Pregnant women were previously in the “at risk” category in Phase 2 of Ontario’s vaccine priority list, which would have put them at the end of the phase in May or even later.
“In response to emerging data on the increased risk of severe illness for pregnant women, all pregnant individuals will be eligible to register for vaccination appointments under the highest risk health conditions in the Phase 2 prioritization guidance starting today,” a statement from the ministry of health read on Friday.
The provincial online booking portal was updated to reflect the change. A doctor’s note is not necessary, and women can expect to wait about 16 weeks for a second dose.
Ontario was the first province to prioritize pregnant women in its COVID-19 vaccine rollout plan in early March as more information became available saying the vaccines were safe and effective.
At the time, Christine Elliott, minister of health, said her team was learning more about vaccines and pregnancy
Doctors and health care officials have been vocal in recent weeks about the risk pregnant women have facing the COVID-19 variants of concern.
“In 20 years of practice, I have never felt more compelled to get a message out to the public than this one,” Dr. Mark Walker, a high-risk obstetrician and epidemiologist in Ottawa told Global News on April 16.
“The situation is urgent for pregnant individuals to get the vaccine.”
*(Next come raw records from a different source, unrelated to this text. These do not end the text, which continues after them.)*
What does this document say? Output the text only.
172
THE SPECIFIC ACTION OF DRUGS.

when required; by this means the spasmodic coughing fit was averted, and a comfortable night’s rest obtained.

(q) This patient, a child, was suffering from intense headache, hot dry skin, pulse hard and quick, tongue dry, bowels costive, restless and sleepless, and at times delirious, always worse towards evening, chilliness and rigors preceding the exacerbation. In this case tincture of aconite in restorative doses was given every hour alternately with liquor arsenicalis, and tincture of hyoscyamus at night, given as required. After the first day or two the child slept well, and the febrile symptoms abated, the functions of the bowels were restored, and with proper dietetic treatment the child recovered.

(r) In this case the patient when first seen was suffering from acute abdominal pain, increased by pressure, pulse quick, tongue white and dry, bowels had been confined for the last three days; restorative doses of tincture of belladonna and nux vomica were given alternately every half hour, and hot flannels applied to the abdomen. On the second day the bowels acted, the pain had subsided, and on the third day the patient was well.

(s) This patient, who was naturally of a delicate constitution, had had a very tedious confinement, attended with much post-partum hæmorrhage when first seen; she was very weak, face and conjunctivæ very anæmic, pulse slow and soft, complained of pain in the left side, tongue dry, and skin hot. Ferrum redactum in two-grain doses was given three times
He explained the new variants are 30 to 50 per cent more virulent than the original COVID wild type (a strain of virus that contains no major mutations).
And while we don’t know the full magnitude of the new COVID-19 variants, Walker said there’s already been a substantial impact, pointing to the situation at Mount Sinai Hospital where pregnant women make up approximately 20 per cent of the ICU occupancy.
Pfizer-BioNTech, Moderna, Oxford-AstraZeneca and Johnson and Johnson are the vaccines currently approved in Canada. The first three require two shots administered several weeks apart while the fourth requires only one. J & J vaccines have not yet arrived in Canada.